So Glad I’m Me (SHORTLISTED, 2017 T S ELIOT POETRY PRIZE)
Ten minutes ago, I wrote these words.
Ten minutes; now I think I think them.
They knew me first, I fear, another me
went first and thought them.
Roddy Lumsden’s tenth collection, So Glad I’m Me, has a misleading title; in fact, one of the major themes of the collection questions the very nature of the self – what it means to be ‘me’, if ‘me’ means anything at all.
In the titular poem, the ‘me’ referenced is not Lumsden himself – rather, the quote ‘so glad I’m me’ was spoken by a female friend nodding off in the pub, inspiring Lumsden to write the poem (hence its opening line, ‘Clare is waning’). Even then, the poem appears to go on to question who Clare is with the word ‘me’; Lumsden lists ‘tragic heroines’ ranging from ‘Sandy Denny, post-recording’ and ‘Esther Greenwood roping in her thoughts’ to ‘gypsy girl from the Flake advert’. At first, comparing the ‘glad’ Clare to these women seems incongruous, that is until one considers that Lumsden is critiquing the concept of the tragic heroine – presenting Clare as seemingly ‘tragic’ yet content with herself.

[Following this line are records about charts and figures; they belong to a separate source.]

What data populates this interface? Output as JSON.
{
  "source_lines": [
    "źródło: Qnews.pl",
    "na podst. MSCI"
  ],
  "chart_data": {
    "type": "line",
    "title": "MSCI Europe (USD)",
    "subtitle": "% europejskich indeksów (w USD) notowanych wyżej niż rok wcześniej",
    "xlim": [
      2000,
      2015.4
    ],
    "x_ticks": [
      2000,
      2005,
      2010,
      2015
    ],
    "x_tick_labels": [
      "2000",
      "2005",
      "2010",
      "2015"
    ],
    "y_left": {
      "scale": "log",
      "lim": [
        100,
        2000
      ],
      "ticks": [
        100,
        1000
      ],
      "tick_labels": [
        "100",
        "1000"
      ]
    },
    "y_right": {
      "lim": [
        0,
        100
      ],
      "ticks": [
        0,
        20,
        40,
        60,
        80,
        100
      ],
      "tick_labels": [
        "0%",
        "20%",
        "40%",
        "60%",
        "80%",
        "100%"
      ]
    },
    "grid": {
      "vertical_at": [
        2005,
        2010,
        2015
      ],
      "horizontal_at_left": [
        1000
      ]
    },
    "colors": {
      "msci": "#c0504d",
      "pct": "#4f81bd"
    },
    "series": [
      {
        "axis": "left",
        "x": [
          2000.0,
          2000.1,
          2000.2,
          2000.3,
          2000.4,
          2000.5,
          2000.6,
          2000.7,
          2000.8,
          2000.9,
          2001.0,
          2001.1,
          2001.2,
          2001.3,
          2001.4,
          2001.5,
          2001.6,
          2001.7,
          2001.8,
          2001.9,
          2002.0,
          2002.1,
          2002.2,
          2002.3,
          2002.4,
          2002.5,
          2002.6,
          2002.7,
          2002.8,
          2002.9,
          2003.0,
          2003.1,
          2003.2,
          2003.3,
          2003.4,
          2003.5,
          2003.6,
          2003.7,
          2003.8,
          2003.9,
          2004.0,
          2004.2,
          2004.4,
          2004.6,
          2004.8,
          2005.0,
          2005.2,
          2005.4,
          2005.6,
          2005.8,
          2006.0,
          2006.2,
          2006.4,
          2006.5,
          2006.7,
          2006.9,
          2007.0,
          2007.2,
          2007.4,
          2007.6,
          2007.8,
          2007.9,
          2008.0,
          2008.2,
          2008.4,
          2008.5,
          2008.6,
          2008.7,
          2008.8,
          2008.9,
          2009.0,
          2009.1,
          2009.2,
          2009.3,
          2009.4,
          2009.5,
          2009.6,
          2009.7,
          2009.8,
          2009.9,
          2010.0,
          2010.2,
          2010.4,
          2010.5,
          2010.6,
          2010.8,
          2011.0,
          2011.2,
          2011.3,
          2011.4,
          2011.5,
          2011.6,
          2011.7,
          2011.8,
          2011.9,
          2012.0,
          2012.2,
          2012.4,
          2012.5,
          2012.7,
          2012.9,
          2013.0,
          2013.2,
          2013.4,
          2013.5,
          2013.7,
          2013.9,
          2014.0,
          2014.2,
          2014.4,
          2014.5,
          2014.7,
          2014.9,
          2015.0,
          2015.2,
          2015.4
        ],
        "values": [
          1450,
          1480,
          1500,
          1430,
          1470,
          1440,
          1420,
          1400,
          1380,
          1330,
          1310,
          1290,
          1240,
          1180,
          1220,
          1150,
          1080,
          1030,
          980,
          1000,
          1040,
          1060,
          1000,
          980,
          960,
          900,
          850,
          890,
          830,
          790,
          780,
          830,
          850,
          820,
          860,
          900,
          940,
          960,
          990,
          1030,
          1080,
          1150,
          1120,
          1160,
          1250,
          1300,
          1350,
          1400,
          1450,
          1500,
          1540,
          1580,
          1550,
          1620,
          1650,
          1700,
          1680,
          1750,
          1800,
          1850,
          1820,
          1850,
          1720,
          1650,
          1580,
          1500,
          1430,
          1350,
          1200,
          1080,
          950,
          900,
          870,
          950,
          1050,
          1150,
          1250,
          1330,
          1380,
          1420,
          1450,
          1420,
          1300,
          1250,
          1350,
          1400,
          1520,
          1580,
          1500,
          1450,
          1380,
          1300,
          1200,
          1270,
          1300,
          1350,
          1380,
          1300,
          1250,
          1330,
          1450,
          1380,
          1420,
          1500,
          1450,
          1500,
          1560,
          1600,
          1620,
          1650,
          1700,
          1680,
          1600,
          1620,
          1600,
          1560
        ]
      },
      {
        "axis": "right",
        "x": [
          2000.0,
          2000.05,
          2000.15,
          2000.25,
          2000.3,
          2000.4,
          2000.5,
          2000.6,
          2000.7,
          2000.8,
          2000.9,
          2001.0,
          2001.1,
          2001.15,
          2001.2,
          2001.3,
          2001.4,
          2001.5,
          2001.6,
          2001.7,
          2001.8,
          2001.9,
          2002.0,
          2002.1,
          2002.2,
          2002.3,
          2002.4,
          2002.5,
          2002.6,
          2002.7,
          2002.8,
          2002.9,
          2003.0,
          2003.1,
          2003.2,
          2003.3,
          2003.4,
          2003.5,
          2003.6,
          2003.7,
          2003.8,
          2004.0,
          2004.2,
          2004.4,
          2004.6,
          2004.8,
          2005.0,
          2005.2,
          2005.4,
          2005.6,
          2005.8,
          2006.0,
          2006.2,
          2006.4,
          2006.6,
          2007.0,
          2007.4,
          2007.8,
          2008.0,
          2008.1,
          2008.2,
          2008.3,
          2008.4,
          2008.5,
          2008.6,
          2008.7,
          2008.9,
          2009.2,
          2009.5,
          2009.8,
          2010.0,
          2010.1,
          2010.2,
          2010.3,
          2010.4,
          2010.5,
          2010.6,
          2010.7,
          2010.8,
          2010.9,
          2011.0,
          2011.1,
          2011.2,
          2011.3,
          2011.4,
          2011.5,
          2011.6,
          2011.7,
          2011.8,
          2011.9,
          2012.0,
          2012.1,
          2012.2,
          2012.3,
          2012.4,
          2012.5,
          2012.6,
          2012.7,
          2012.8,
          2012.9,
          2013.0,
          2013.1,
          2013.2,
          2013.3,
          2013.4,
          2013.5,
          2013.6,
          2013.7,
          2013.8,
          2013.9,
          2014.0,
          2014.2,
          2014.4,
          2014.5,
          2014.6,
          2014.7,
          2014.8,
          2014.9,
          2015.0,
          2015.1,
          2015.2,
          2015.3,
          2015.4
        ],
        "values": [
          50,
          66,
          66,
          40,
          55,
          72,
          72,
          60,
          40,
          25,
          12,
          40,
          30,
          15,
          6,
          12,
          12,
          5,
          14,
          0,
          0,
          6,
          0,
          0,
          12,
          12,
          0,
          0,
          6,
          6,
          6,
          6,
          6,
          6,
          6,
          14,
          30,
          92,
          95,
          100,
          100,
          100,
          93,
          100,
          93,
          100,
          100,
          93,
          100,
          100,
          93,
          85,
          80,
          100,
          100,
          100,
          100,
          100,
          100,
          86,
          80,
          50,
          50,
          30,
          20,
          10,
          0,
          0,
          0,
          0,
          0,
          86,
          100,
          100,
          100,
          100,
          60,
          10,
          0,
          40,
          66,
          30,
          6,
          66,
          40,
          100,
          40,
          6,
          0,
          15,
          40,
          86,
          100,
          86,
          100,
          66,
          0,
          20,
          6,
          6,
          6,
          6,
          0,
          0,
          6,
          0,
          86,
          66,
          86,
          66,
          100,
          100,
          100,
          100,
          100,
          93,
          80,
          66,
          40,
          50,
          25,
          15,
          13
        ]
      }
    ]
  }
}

The title poem reveals several recurring features in the collection: questions about our identities (for example, in relation to the roles – literary or otherwise – we play, like Clare the ‘tragedienne’); references to literature and music; and the inclusion of recurring characters, like Clare or ‘Amber Eyes’ – both of whom Lumsden has in an interview confirmed are real people – who give the collection a sense of structure, progression and authenticity.
Lumsden addresses troubling topics such the issue of identity, multiplicity and alienation from the self with wit. Take, for example, ‘Time Loop/Wishing Wells’:
…Don’t like
the other me, he has gained weight
and he likes Spiderman movies [.]
Other times, he allows the reader to feel the full existential weight of his reflections. In the poem ‘Cameron’ for instance, the persona recounts growing up near the Cameron reservoir – located near Lumsden’s hometown of St Andrew’s. He informs the reader of his ‘Scottish education’, remembering when such a phrase indicated ‘topological purity.’ The persona appears to find himself in his memories of his youth but the end of the poem throws this also into question:
It was barely a village and now I look it up.
It does not exist. I type my name, but pause.The vatic thermometer drops. I may not either.
Lumsden goes further than asking whether aspects of our past, like our education or the landscape of our youth, inform our identities. He considers how, if they do play a role, our identities may be changed not only because of personal growth, but because the places from our past change as well. Unable to find it online in the form that he remembers, the persona begins to doubt his memories of the village at Cameron that featured so heavily in his childhood, and by extension begins to doubt his own identity.
Lumsden is also clearly a fan of wordplay. He delights in playing with sound and rhythm– reflecting the fact that many of the poems discuss music. Consider ‘So Much Synth (Mix Tape, Slight Return)’, where the fast pace and internal rhyme of ‘chintz’ and ‘synth’ feel somewhat like a pop song:
hands at your own throat, knowing, soundtracked and shaking
that synth was not chintz but our own breath. That’s the truth.
This is only one example of Lumsden’s confidence with language and form. The entire collection is clearly the work of a craftsman pushing new boundaries in an exploration of our internal and external worlds.